Nurse in the ER: Have you ever witnessed the chaos in a hospital’s ER (Emergency room)? And thought of the challenges the ER nurses face?
Every year, according to CDC, 130 million people visit the emergency department in the US for better health and to avoid potential unpleasant medical issues.
Being a hospital’s front liner demands a lot from an ER nurse every day.
An ER nurse faces significant mental and physical stress attending to dozens of high-acuity patients and prioritizing immediate care through triaging literally from infants to adults.
Read on, as this article will cover the daily challenges of an ER nurse, from well-developed and resourced to low and middle-resourced countries.
As the alarm calls for an emergency nurse in the morning, they report to the most demanding and challenging duty.
A typical day of an emergency nurse includes but is not limited to:
- Reviewing the patient charts from the night shift and assessing the patient care, from giving intravenous (IV) to sample collection and administering medication.
- Attending to new patients in emergency, some of which could be traumatic and unpredictable. They require proper assessment, performing differential diagnosis, giving pain killers, and screening tests to rule out the possible problem.
- Discharging patients involves removing IVs, checking vitals, and administering medications for home use.
- Educating patients about their problems and possible signs that would require a visit back to the hospital.
Being in the emergency as a first responder is a chaotic experience and could break the spell of even a naturally calm and positive person.
So, to deal with complex medical cases, nurses need advanced education. A degree similar to masters of nursing nurse practitioner is an excellent idea for graduate nurses to equip themselves with the necessary skills to work autonomously and gain knowledge regarding the latest developments in medicine.
Why is a Master’s degree essential for today’s nurse? As opposed to a specialty nurse, it is a must for an ER nurse to understand a little bit of everything in the medical field to qualify caring for an unpredictable emergency case.
Facing Traumatic Events
Due to the nature of their job, ER nurses encounter many unpleasant emergencies and events like terrible accidents, child abuse, and especially — sad demises.
According to a recent survey, most nurses developed post-traumatic stress disorder (PTSD) due to frequent confrontations with severely ill patients and other traumatic occurrences.
The fact is, emergency room nursing involves tragic situations, but ultimately, it could be emotionally hard to handle and drain your energy.
Cases of violence involving patients and their family members aren’t unheard of in the ER. This makes it one of the most traumatic and stressful areas of a medical facility for nurses and physicians.
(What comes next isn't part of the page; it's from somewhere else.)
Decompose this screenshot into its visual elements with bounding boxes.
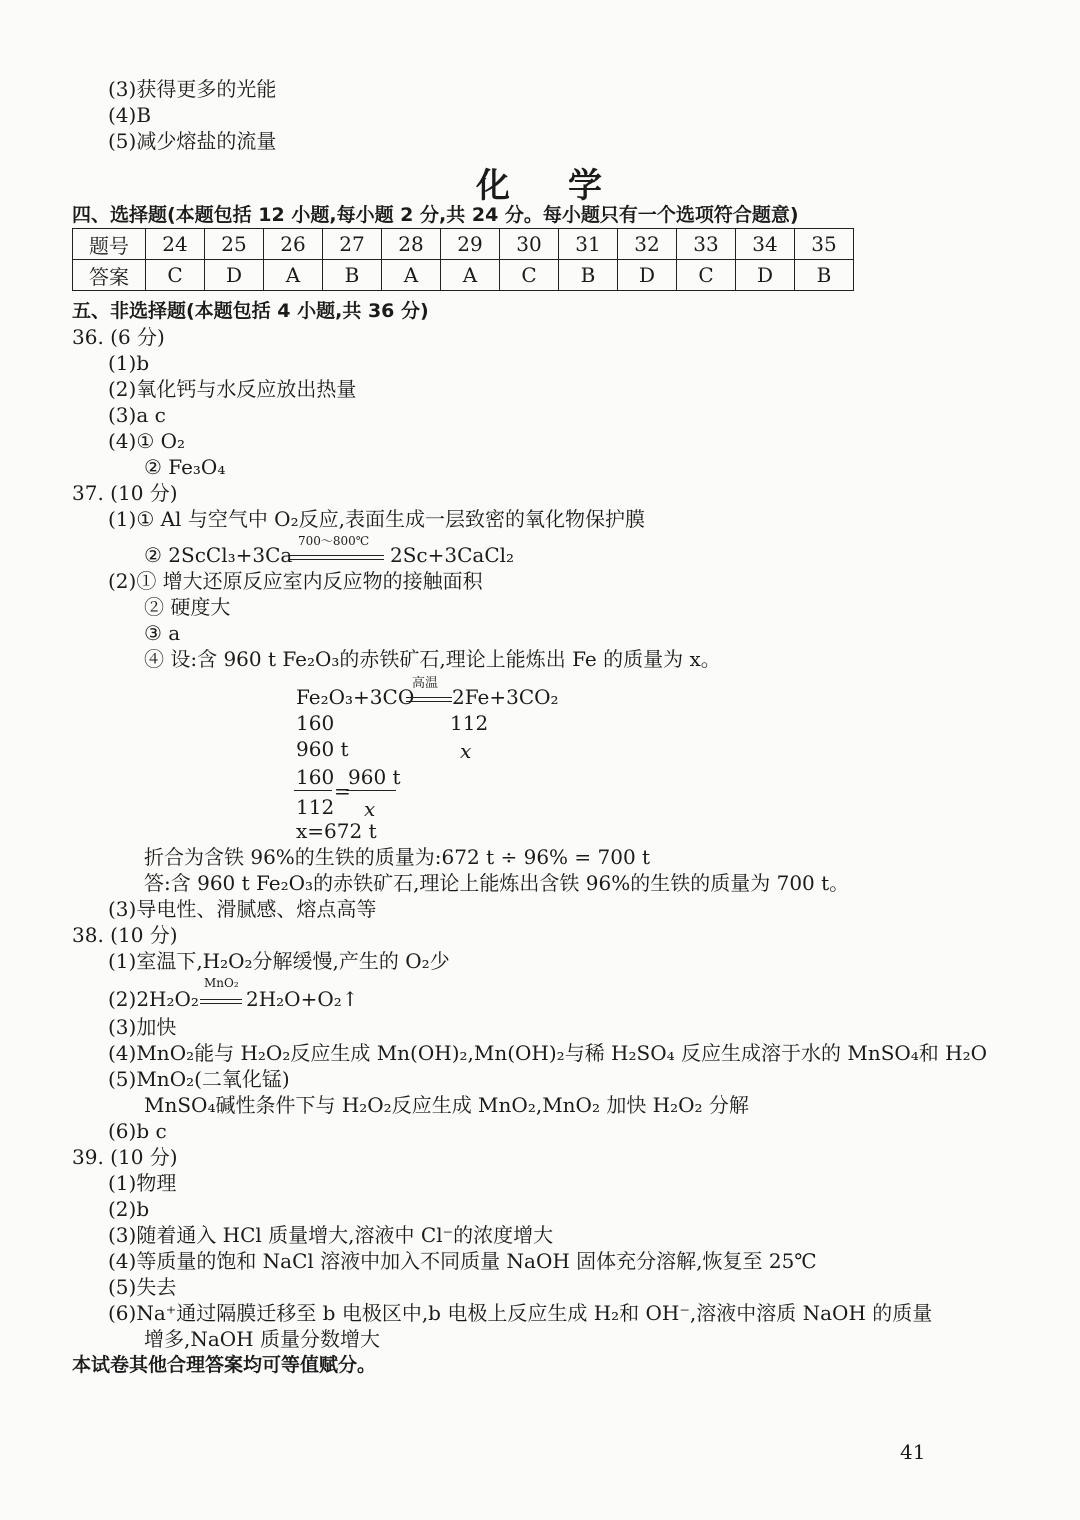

The Emergency Nurses Association (ENA) reported many physicians and nurses were abused and physically assaulted by the patients. For this very reason, a campaign, ‘No Silence on ED Violence,’ was started to sort these pitiful issues.
In some instances, the visitors or relatives of the patient started a stressful conflict with nurses, forming a barrier to providing quality and timely care to patients in need.
Lack of Management Support
It is one of the most critical responsibilities of senior management to ensure the best working environment in a busy and chaotic department for their workforce.
The minimal managerial support is a challenging factor for emergency nurses to deliver quality care to their patients.
In a survey, the underdeveloped and secondary referral hospitals’ ER nurses were speaking on how negatively patient care was affected by the lack of management.
As a result, this issue brings out the demoting factor in nurses. Also, the lack of administrative efforts leads to insufficient medical drugs and vital emergency unit supplies.
Hospitals should prioritize making proper plans to motivate emergency nurses to gain further training, skills and continue professional education.
Without it, the future of emergency care nursing in hospitals is at risk.
Lack of Resources
Recently, the number of emergency cases has significantly increased around the globe, especially since the COVID-19 pandemic.
The emergence of the COVID-19 pandemic placed immense stress on emergency care units in the low developed part of the world, resulting in more deaths.
Also, part of the developed world — in such instances, also faced issues like:
- Managerial Planning
- Trained healthcare staff and
- Scarce resources
In a recent study on a secondary referral hospital, the lack of necessary medical equipment affected the quality of patient care.
The problems these hospitals were coping with are:
- The ward capacity was inadequate to accommodate patients.
- Wheelchairs and stretchers were in unusable condition.
- They were sharing some apparatuses between departments to attend to patients.
- In vital cases like labor, nurses would wait for patient relatives to purchase necessary resources to proceed with treatment.
As a result, the continued state of emergency patients and poor state of the hospitals made working in the ER very challenging for nurses.
In the context of this article, the day-to-day challenges of an ER nurse can vary according to the situation. Usually, it is a very stressful environment that requires nurses to be on their toes all the time.
With medical facilities already facing a shortage of nurses, it is challenging to find qualified nurses ready to deal with an influx of patients.
What’s more, the ongoing pandemic isn’t making things easy. Most countries still struggle to accommodate patients in critical condition due to a lack of resources.
The lack of managerial support puts the medical staff at risk of violence and trauma, resulting in them quitting the job and looking for a different career.
The government should fund resources to emergency departments and provide security for all medical personnel to ensure patients receive the highest level of care.